On top of that, a separate platform team of 10–15 seniors emerges, whose only job is to help product teams work around their own architecture. Another $4–6M a year. Any attempt at a large migration is an 18–24 month project with a $15–30M budget, during which no features ship at all. In that time, a competitor ships three new product lines.
Then second-order effects kick in. The seniors who understand that fixing it is no longer possible leave within a year or two — their career here boils down to an endless fight with their own legacy. In their place come people who need half a year just to figure out where they can touch and where they can't. Inside the product, a "framework war" blooms: teams build their own local wrappers just to avoid touching the central modules. Any M&A deal slips on its timeline by half — integrating the acquired company into this tangle is physically impossible. Technical debt turns into a corporate risk at the board-of-directors level — and at the same time it still looks like "an innocuous forwardRef that someone put in eight years ago."

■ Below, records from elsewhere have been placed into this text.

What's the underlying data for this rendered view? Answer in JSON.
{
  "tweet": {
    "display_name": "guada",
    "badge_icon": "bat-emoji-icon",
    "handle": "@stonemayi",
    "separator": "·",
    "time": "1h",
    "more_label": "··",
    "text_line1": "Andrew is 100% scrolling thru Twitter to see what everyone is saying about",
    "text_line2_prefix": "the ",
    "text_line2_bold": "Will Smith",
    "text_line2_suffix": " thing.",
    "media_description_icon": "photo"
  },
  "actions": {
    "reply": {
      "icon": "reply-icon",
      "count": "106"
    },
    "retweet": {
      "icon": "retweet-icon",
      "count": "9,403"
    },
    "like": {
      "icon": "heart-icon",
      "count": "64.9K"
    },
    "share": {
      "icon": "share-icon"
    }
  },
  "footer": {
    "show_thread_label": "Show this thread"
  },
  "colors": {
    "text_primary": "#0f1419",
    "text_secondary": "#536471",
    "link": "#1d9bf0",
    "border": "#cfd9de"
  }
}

To summarize briefly: everything we've gone through in this part — from cycles and forwardRefs to millions per year and framework wars — is symptoms of the same problem. Modules have no internal structure. Services call services, methods call methods, and any attempt to "split things up properly" runs into the fact that there's nothing to split — inside the module everything is mixed equally. No one wrote bad code. It's just that no one wrote any good code either. In the next part, we'll start from the other side: what has to be inside a module to make a cycle like this physically impossible to build.
So what do we actually do? This example was meant to convey how poorly thought-out architecture turned the project's code into Schrödinger's cat. You and I, step by step, built a system that brought losses to the business, made time-to-market for features many times longer, turned developers from people who develop into people who stabilize a system held together with duct tape. Even though everything started off well.